Valeriia Peremeta (born 25 September 2007) is a retired Ukrainian rhythmic gymnast. She won a bronze medal with the Ukrainian group at the 2024 European Championships in 3 ribbon and 2 balls. She represented Ukraine at the 2024 Summer Olympics, where the group finished seventh in the all-around.

== Career ==
===2024===
Peremeta joined the Ukrainian senior national group in 2024. She debuted at the Tartu Grand Prix where Ukraine swept the gold medals in the all-around and both event finals. At the Athens World Cup, they finished 13th in the all-around and fourth in the 5 hoops final. Then at the Sofia World Cup, they finished 10th in the all-around and seventh in the 5 hoops final. At the 2024 European Championships in Budapest, the group finished sixth in the all-around and fifth in the 5 hoops final. They then won the bronze medal in the 3 ribbons and 2 balls final, behind Spain and Israel. Then in July, the won bronze medals in the all-around and 3 ribbons and 2 balls at the Cluj-Napoca World Challenge Cup.
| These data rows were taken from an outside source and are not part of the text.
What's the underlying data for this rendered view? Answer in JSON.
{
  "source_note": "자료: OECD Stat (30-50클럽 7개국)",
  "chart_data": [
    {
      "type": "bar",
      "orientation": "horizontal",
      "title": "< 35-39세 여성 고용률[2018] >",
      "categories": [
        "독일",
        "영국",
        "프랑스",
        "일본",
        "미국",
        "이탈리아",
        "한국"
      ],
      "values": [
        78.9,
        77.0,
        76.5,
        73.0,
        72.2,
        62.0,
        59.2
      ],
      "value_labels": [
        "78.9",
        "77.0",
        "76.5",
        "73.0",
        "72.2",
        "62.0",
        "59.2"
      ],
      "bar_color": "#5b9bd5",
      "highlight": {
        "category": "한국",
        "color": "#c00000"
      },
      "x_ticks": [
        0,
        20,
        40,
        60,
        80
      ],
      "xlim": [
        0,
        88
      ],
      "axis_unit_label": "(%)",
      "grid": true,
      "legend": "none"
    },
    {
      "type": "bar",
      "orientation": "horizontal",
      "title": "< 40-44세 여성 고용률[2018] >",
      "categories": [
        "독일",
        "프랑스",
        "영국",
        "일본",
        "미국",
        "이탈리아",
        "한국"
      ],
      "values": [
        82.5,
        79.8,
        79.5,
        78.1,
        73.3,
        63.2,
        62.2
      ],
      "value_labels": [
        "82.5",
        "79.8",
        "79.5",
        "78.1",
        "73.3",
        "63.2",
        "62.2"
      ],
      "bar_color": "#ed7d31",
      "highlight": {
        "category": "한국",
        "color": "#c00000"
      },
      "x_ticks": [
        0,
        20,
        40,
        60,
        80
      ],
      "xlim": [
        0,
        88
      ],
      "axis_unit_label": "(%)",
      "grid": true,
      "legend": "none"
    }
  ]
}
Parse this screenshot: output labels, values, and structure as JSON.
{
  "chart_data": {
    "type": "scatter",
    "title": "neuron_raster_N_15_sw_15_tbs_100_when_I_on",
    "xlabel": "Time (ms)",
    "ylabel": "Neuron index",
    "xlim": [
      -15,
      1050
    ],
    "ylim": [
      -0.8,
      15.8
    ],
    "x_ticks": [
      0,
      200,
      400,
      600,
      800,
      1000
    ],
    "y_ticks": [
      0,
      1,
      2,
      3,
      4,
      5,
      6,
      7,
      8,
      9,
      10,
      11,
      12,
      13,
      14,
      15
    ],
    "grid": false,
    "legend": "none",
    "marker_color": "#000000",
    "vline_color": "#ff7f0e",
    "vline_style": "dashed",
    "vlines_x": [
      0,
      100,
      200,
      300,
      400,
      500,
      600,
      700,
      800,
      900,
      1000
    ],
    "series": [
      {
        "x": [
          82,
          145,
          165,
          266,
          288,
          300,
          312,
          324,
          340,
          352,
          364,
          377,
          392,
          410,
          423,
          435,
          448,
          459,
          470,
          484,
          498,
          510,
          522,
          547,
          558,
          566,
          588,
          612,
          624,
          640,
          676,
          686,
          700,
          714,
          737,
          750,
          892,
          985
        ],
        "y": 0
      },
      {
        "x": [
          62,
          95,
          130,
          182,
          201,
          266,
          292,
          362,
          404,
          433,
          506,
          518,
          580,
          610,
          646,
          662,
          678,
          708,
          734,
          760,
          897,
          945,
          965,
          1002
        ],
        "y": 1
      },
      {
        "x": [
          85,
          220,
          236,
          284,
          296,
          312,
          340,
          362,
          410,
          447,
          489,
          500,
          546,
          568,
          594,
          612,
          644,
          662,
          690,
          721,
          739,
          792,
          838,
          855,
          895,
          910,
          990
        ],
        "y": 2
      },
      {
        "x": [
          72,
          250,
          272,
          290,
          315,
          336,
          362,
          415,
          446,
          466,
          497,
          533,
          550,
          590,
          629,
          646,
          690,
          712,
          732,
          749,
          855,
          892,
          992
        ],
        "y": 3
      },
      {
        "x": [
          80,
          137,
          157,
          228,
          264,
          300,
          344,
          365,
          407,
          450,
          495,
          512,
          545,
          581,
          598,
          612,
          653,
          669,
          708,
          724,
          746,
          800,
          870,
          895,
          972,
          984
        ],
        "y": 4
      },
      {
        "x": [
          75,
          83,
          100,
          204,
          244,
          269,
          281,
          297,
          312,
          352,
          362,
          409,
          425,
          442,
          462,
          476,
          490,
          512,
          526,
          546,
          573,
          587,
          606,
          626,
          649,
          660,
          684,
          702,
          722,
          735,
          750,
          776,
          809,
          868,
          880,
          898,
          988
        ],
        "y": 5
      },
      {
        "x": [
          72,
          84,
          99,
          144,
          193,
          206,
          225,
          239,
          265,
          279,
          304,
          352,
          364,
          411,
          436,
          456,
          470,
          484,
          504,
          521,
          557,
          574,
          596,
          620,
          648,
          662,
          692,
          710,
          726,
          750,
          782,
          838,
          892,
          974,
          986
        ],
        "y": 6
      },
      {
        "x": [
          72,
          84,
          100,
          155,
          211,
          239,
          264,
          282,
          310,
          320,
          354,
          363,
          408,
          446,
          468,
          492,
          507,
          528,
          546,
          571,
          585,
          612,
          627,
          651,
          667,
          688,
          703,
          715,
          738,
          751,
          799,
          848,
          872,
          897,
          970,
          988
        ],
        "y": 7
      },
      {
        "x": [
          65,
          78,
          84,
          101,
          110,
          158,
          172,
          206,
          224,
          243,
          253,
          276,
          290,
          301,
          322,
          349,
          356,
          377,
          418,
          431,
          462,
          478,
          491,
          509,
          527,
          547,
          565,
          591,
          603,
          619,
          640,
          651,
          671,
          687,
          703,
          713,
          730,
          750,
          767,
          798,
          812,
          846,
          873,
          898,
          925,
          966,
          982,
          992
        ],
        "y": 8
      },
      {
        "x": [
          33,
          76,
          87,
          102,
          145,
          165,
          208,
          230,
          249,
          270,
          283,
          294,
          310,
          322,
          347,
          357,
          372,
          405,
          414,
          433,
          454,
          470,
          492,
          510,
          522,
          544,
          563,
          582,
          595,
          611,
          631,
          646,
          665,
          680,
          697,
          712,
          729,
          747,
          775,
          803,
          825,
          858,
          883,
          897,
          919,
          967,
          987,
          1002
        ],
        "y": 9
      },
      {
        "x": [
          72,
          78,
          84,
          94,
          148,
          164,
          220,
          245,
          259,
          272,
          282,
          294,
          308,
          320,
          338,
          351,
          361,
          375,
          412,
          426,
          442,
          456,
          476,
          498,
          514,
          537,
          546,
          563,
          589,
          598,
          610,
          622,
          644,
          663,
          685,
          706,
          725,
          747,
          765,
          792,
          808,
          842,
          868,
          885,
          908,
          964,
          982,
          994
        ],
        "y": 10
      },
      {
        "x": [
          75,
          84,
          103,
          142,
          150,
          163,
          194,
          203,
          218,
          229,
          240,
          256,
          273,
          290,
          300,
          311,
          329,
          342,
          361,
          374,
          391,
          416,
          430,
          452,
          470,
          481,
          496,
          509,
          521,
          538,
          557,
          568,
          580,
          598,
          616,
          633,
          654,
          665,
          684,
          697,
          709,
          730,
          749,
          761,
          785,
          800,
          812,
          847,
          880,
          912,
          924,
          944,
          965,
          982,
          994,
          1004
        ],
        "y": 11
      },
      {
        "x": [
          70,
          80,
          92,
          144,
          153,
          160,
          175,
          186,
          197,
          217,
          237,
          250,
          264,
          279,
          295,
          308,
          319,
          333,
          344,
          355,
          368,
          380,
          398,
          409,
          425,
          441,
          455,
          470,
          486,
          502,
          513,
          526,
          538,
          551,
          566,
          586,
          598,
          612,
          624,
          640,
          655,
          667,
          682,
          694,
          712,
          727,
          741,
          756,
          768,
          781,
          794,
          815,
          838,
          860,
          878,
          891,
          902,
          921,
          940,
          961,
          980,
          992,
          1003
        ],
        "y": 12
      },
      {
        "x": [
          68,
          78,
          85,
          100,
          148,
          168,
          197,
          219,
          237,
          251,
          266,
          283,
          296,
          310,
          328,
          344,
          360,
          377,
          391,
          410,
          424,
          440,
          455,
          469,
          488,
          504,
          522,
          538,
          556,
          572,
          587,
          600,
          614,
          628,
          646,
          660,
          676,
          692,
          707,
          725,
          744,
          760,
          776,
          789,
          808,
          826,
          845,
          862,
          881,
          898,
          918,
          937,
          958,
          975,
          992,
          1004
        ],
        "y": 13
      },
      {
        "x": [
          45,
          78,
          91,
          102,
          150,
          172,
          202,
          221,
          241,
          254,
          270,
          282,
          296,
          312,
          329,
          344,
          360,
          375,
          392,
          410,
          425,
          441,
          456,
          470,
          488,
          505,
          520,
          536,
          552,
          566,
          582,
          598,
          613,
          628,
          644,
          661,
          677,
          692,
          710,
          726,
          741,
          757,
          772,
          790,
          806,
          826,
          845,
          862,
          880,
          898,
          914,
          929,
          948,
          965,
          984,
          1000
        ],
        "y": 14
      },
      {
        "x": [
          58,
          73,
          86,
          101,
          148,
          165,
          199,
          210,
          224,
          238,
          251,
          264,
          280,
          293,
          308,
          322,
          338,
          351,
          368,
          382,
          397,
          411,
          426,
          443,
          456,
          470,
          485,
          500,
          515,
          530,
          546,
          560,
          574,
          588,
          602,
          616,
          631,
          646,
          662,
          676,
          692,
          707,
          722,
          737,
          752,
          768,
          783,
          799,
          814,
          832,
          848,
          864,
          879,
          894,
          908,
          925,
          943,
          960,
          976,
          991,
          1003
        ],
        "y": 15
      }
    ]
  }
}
Peremeta represented Ukraine at the 2024 Summer Olympics alongside Diana Baieva, Alina Melnyk, Mariia Vysochanska, and Kira Shyrykina. The group qualified for the all-around final in third place, including having the highest score in 3 ribbons and 2 balls. Then in the all-around final, the group sat in second place after the 5 hoops, but after several major mistakes in 3 ribbons and 2 balls, the group dropped to seventh place.

===2025===
In 2025 she continued her career, despite some members retiring. In May, competing at the European Cup stage in Baku along Yelyzaveta Azza, Nadiia Yurina, Kira Shyyrkina, Anastasiia Ikan and Oleksandra Yushchak, she won bronze in the All-Around and silver with 3 balls & 2 hoops. The group also competed at the 2025 European Championships in Tallinn, Estonia, and finished 8th in group all-around. Together with Polina Karika and Taisiia Onofriichuk they won silver medal in team competition. They won another silver in 3 Balls + 2 Hoops final. In late August, she was selected to represent Ukraine alongside Diana Baieva, Yelyzaveta Azza, Kira Shyrykina, Nadiia Yurina and Oleksandra Yushchak at the 2025 World Championships in Rio de Janeiro, Brazil. They took 9th place in group all-around and won bronze medal in team competition together with Polina Karika and Taisiia Onofriichuk. They won a gold medal in 3 balls + 2 hoops final, second-ever gold medal in the group event for Ukraine and the first since the 2002 World Championships.

===2026===
In 2026 Peremeta and her teammates Oleksandra Yushchak, Diana Baieva, Yelyzaveta Azza, Kira Shyrykina and Polina Horodnycha competed at Tartu Grand Prix, winning gold medal in group all-around and 5 balls and bronze medal in 3 hoops + 4 clubs final. In March, they were 7th in all-around and 6th in 5 Balls final at Sofia World Cup. In April, they competed at Baku World Cup, and took 13th place in all-around.In early May, the group competed at European Cup in Baku, and won bronze medal in 3 Hoops + 4 Clubs. They took 5th place in 5 Balls.

On May 27-31, she competed at the 2026 European Championships in Varna, Bulgaria, alongside Diana Baieva, Oleksandra Yushchak, Kira Shyrykina, Taisiia Redka and Polina Horodnycha. They took 7th place in all-around, 9th place in team competition with Polina Karika and Taisiia Onofriichuk, and 4th place in mixed apparatus final. In June, they took 14th place in all-around at the World Challenge Cup Cluj-Napoca, after big mistakes in both routines. In July, they ended on 6th place in all-around at Milan World Cup and won bronze medal in 3 Hoops + 4 Clubs final.

On September 21, she announced her retirement from competitive sport on her Instagram profile.

== Awards ==
Peremeta received 50,000 hryvnias from the Mykolaiv City Council for her performances with the Ukrainian group in 2024.